I just tried the -fprofile-generate/-fprofile-use feature of gcc, and I must say that I was more than surprised at the benefit. We switched to some different server software on our resolvers because BIND couldn't handle the load. That in itself was a big improvement. Following the authors suggestion, I tried out that feature of the gcc compiler, and wow.
When I say wow, let me define that. With BIND the server was on its knees, begging for death and causing massive backups on all our email servers. With the switch to pdns-resolver, that went down to 30-50% cpu usage. With the recompile, it hangs out around 8-30%. The server is barely breaking a sweat now.

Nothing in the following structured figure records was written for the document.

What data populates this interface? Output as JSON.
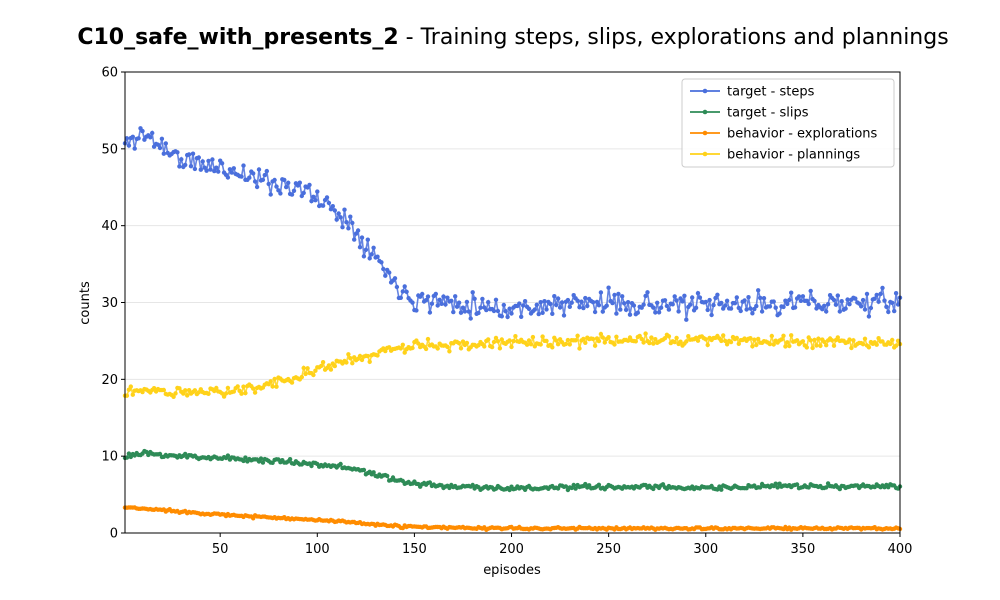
{
  "chart_data": {
    "type": "line",
    "title": "C10_safe_with_presents_2 - Training steps, slips, explorations and plannings",
    "title_bold": "C10_safe_with_presents_2",
    "title_rest": " - Training steps, slips, explorations and plannings",
    "xlabel": "episodes",
    "ylabel": "counts",
    "xlim": [
      1,
      400
    ],
    "ylim": [
      0,
      60
    ],
    "xticks": [
      50,
      100,
      150,
      200,
      250,
      300,
      350,
      400
    ],
    "yticks": [
      0,
      10,
      20,
      30,
      40,
      50,
      60
    ],
    "grid": "horizontal",
    "legend_position": "top-right",
    "episodes": {
      "start": 1,
      "end": 400
    },
    "series": [
      {
        "name": "target - steps",
        "color": "#4a6fdc",
        "noise": 2.2,
        "seed": 11,
        "anchors": [
          [
            1,
            50.5
          ],
          [
            10,
            52
          ],
          [
            20,
            50.5
          ],
          [
            30,
            48.5
          ],
          [
            40,
            48
          ],
          [
            50,
            47.5
          ],
          [
            60,
            47
          ],
          [
            70,
            46
          ],
          [
            80,
            45.5
          ],
          [
            90,
            45
          ],
          [
            100,
            43.5
          ],
          [
            110,
            42
          ],
          [
            120,
            39.5
          ],
          [
            130,
            36
          ],
          [
            140,
            32.5
          ],
          [
            150,
            30.5
          ],
          [
            170,
            30
          ],
          [
            190,
            29.5
          ],
          [
            200,
            29
          ],
          [
            210,
            29.5
          ],
          [
            250,
            30
          ],
          [
            300,
            29.5
          ],
          [
            350,
            30
          ],
          [
            400,
            30
          ]
        ]
      },
      {
        "name": "target - slips",
        "color": "#2e8b57",
        "noise": 0.5,
        "seed": 23,
        "anchors": [
          [
            1,
            10
          ],
          [
            10,
            10.3
          ],
          [
            30,
            10
          ],
          [
            50,
            9.8
          ],
          [
            70,
            9.5
          ],
          [
            90,
            9.2
          ],
          [
            110,
            8.7
          ],
          [
            125,
            8
          ],
          [
            140,
            6.8
          ],
          [
            160,
            6.2
          ],
          [
            200,
            5.8
          ],
          [
            250,
            6
          ],
          [
            300,
            5.9
          ],
          [
            350,
            6.1
          ],
          [
            400,
            6
          ]
        ]
      },
      {
        "name": "behavior - explorations",
        "color": "#ff8c00",
        "noise": 0.25,
        "seed": 37,
        "anchors": [
          [
            1,
            3.3
          ],
          [
            20,
            3
          ],
          [
            40,
            2.6
          ],
          [
            60,
            2.2
          ],
          [
            80,
            2
          ],
          [
            100,
            1.7
          ],
          [
            120,
            1.3
          ],
          [
            140,
            0.9
          ],
          [
            160,
            0.7
          ],
          [
            200,
            0.6
          ],
          [
            300,
            0.6
          ],
          [
            400,
            0.6
          ]
        ]
      },
      {
        "name": "behavior - plannings",
        "color": "#ffd21a",
        "noise": 1.1,
        "seed": 51,
        "anchors": [
          [
            1,
            18.5
          ],
          [
            20,
            18.5
          ],
          [
            40,
            18.3
          ],
          [
            60,
            18.6
          ],
          [
            80,
            19.8
          ],
          [
            90,
            20.5
          ],
          [
            100,
            21.5
          ],
          [
            120,
            22.5
          ],
          [
            140,
            24
          ],
          [
            160,
            24.5
          ],
          [
            200,
            24.8
          ],
          [
            250,
            25
          ],
          [
            300,
            25.2
          ],
          [
            350,
            24.8
          ],
          [
            400,
            24.8
          ]
        ]
      }
    ]
  }
}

I had to cross compile on a computer that had gcc, and move it to the server. If you need to try something similar, just be aware that when the program dies, the profiling information will land in the exact same path as where you compiled the program. I had assumed they would land in the current working directory. There appears to have been a -fprofile-dir option at one time, but it doesn't seem to exist anymore. No big deal, it just creates all the needed directories if they don't exist (which they didn't in my case). It might be something to think about if you have a similar directory hierarchy on the other server, and don't want to lose the files in a mess of other stuff or overwrite things.
When you compile the binary this way and run it, it gathers data and dumps it in files when the program stops.
All the files have gcda and gcno extensions. They have profiling information which gcc uses later to know where it should spend its time optimizing and where it shouldn't bother. Like I said, this appears to work really well.